Each year, communities are increasingly facing challenges presented by climate change. Rising sea levels and an increased intensity, and frequency of weather events is impacting the surrounding infrastructure and ecosystem in various ways. States and local governments are working to adapt, modify, and mitigate to make their communities more resilient. 


To explore the topic of resiliency further, we’ve interviewed McCormick Taylor’s Director of Environmental Services and Certified Climate Change Professional, Scott Lowe; and Director of Water Resources, Chris Brooks, PE. We will share their perspective in a three-part series of blog posts covering the challenges communities face, opportunities for resiliency, and benefits and goals for the future. Part two of the series focuses on Opportunities for Resiliency. 



In what way (s) can our infrastructure become more resilient?

Scott: Infrastructure can be designed, operated, and maintained to allow for community connectivity by predicting and accounting for future risks. In some cases, this can require difficult decisions regarding what to protect and what to sacrifice. Water needs space and we need to identify where it can go safely. 


Chris: As it relates to future development (which can be controlled in the present), one key component is to ensure design and construction criteria consider long-term projections related to climate, which may include precipitation frequency and intensity. The decades-old approach of using historical data to set criteria is no longer effective or logical. We need to be looking forward and setting standards based on 30-year projections rather than 30 years of past data.


We also need to change the way we look at infrastructure criteria – for example, where is it ok to allow for controlled overtopping of a roadway rather than passing larger storm events under it? Recognizing that not all hydraulic crossings are equal in terms of their societal importance, and that funding to upgrade structures to future projected hydrology is not limitless, we may get more out of our investment by considering which roadways must be open to traffic 24/7/365 (evac routes, connection to public services) and what crossings may benefit more from being ‘durable’. This can be a more economical investment than upsizing a crossing when the surrounding areas are sufficiently floodproofed or resilient as well.

How can state and local governments help? What opportunities are there for collaboration?

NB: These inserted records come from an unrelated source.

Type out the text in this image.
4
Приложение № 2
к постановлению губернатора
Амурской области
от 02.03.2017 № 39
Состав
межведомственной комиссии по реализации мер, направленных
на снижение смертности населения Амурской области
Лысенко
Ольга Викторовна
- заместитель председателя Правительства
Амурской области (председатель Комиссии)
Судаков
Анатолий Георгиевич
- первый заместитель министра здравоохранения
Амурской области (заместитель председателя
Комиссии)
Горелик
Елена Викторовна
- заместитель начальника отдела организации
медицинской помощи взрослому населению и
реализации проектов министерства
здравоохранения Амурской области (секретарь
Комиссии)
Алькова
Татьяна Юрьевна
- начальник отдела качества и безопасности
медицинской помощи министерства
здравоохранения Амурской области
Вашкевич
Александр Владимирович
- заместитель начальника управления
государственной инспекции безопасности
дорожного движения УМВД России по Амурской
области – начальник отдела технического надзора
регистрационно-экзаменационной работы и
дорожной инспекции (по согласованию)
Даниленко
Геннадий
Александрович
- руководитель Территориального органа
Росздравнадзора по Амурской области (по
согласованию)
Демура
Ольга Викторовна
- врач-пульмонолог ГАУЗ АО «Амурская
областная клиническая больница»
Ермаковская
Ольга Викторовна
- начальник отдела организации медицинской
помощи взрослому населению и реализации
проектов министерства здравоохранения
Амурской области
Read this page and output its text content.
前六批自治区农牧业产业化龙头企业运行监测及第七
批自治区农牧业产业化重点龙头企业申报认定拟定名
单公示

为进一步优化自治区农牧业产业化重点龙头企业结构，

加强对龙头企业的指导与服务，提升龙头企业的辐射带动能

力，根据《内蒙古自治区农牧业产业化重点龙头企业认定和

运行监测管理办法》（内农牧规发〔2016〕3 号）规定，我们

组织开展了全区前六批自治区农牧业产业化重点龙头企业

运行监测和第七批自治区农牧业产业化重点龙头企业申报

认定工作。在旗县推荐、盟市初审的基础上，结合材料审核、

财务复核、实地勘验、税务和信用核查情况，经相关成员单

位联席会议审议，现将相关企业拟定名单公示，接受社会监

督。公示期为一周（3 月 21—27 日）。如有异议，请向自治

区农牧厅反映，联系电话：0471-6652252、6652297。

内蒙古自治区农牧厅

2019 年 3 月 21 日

Scott: The establishment of Offices of Resiliency and Resiliency Authorities are essential for developing plans, prioritizing capital improvements, and public involvement. As climate change impacts all our resources and communities, collaboration with all levels of government, businesses, and utilities is critical to enact the necessary policies and infrastructure projects.


Chris: It’s important for State and local governments to employ long-term thinking and technological approaches to capital planning that utilize the latest GIS data, climate projections, and tools. In certain areas, this can be as simple as assuring decision making at the highest levels is “science-forward” and data based, rather than solely political in nature.

Also, development criteria must consider a science and data-based approach. Regulatory changes should consider the needs of the development community, but ultimately serve the greater public interest to create a resilient future with any new construction. The process should ensure that environmental regulations do not go overboard in a way that handcuffs broad-scale efforts of local governments to upgrade infrastructure for resiliency.